Actualité sur Ebola (25 décembre 2014)

french.xinhuanet.com/

Guinée : l’épidémie d’Ebola compromet les festivités de fin d’année

CONAKRY — Les festivités de fin d’année vont connaître un goût particulier cette fois-ci en Guinée, avec l’interdiction faite par les autorités de la capitale de tout regroupement et de toute manifestation publique susceptibles de porter atteinte à l’urgence sanitaire en vigueur dans le pays, pour cause d’Ebola. Cette mesure oblige les autorités à amener les tenanciers des lieux de loisirs à sursoir aux préparatifs des activités de réjouissance marquant la fête de la nativité dans la nuit du 24 au 25 décembre, ainsi que la célébration de la Saint Sylvestre, avec le passage au nouvel du calendrier grégorien le 31 décembre. Mercredi, l’ambiance est empreinte de morosité sur les marchés de la capitale guinéenne, car les parents ne bousculent quasiment pas pour offrir des cadeaux à leur progéniture. Ils sont quand même quelques uns parmi les fidèles chrétiens à tenter de trouver de quoi faire la fête ce soir. L’épidémie d’Ebola a entraîné la paralysie des activités économiques de la Guinée. De quoi donner aussi un goût particulier à ces festivités de fin d’année.

Ebola : le PAM prêt à apporter des vivres pour prendre en charge de400 personnes en Moyenne Guinée

CONAKRY — Oudy Bah, un responsable de la santé dans la préfecture de Labé, en Moyenne Guinée touchée par la fièvre hémorragique Ebola, a annoncé ce mercredi que le Programme alimentaire mondial (PAM) a promis d’apporter à compter de ce jour des vivres pour la prise en charge de 400 personnes, dans le cadre du suivi des contacts dans la lutte contre le virus Ebola, bien que Labé n’étant encore à ce jour qu’à 76 contacts pour 4 malades et 1 décès. Cette mobilisation vise à fixer les contacts sur place, afin d’ éviter la propagation de l’épidémie de fièvre hémorragique Ebola dans cette préfecture qui avait jusque là été épargnée par la maladie, avant d’enregistrer la semaine dernière les premiers cas, suite à l’arrivée d’une famille en provenance de la capitale qui s’ est installée dans la localité de Popodra.

Aucun cas d’Ebola n’a été enregistré au Maroc (ministère de la Santé)

RABAT — Le ministère marocain de la Santé a affirmé, mercredi, qu’aucun cas d’infection par le virus Ebola n’a été enregistré au Maroc depuis l’apparition de cette épidémie en mars dernier dans certains pays de l’Afrique de l’Ouest.

Dans le cadre du suivi de l’état de santé des personnes arrivées au Maroc en provenance des pays frappés par cette épidémie, il a été procédé mardi à l’examen d’un étudiant guinéen âgé de 16 ans, entré au Maroc le 11 décembre afin de poursuivre ses études dans une école de l’enseignement originel aux environs d’Agadir.

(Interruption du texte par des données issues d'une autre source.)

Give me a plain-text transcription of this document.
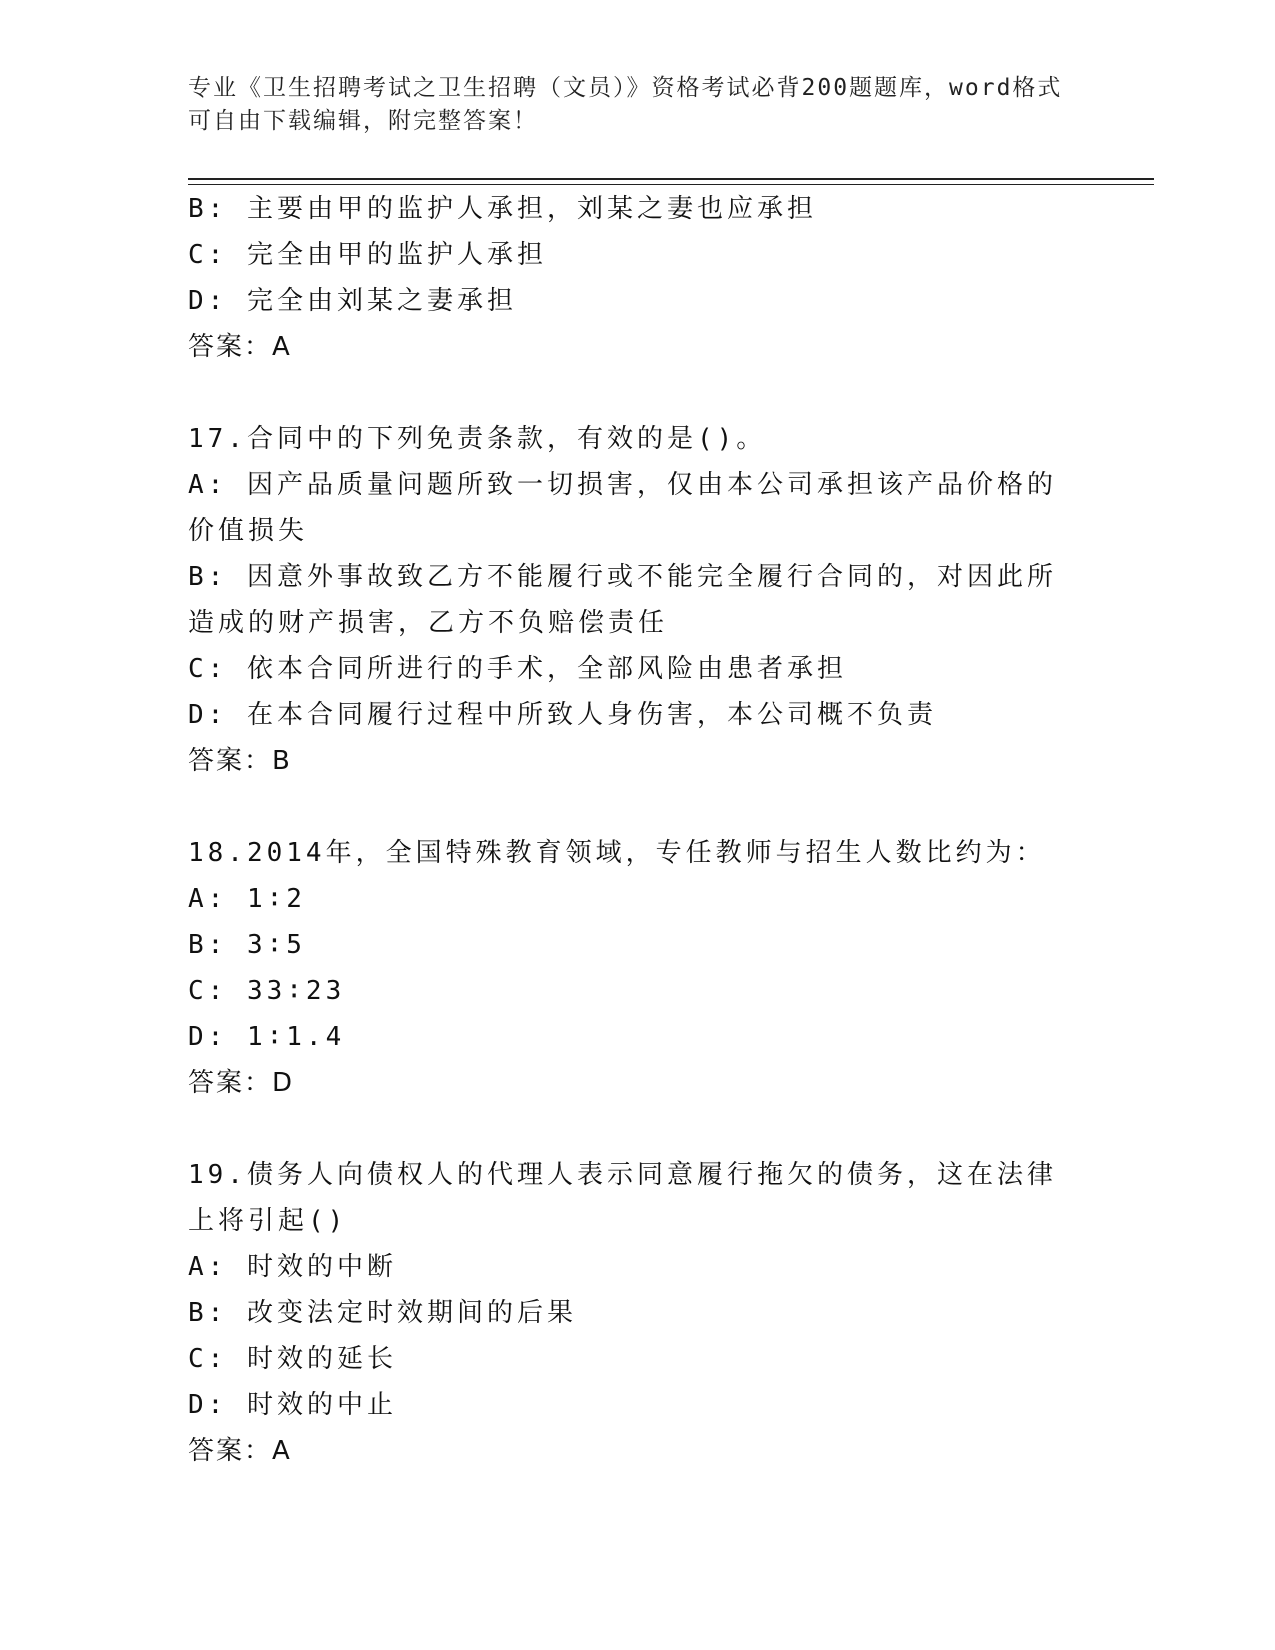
专业《卫生招聘考试之卫生招聘（文员）》资格考试必背200题题库，word格式
可自由下载编辑，附完整答案！

B: 主要由甲的监护人承担，刘某之妻也应承担

C: 完全由甲的监护人承担

D: 完全由刘某之妻承担

答案：A

17.合同中的下列免责条款，有效的是()。

A: 因产品质量问题所致一切损害，仅由本公司承担该产品价格的价值损失

B: 因意外事故致乙方不能履行或不能完全履行合同的，对因此所造成的财产损害，乙方不负赔偿责任

C: 依本合同所进行的手术，全部风险由患者承担

D: 在本合同履行过程中所致人身伤害，本公司概不负责

答案：B

18.2014年，全国特殊教育领域，专任教师与招生人数比约为：

A: 1∶2

B: 3∶5

C: 33∶23

D: 1∶1.4

答案：D

19.债务人向债权人的代理人表示同意履行拖欠的债务，这在法律上将引起()

A: 时效的中断

B: 改变法定时效期间的后果

C: 时效的延长

D: 时效的中止

答案：A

Les analyses médicales effectuées ont affirmé que l’étudiant, en cours de rétablissement, n’était pas infecté par le virus Ebola et qu’il souffrait simplement d’une fièvre due à une maladie ordinaire. Le ministère continuera, comme à l’accoutumée, à informer les citoyens de toute nouveauté au sujet de cette épidémie, assure le communiqué, invitant certains supports médiatiques à faire montre de prudence avant la diffusion d’informations sur des maladies graves telles que la maladie à virus Ebola, afin d’éviter les rumeurs qui alimentent la peur et induisent en erreur l’opinion publique nationale et internationale au sujet de la situation de la sécurité sanitaire au Maroc.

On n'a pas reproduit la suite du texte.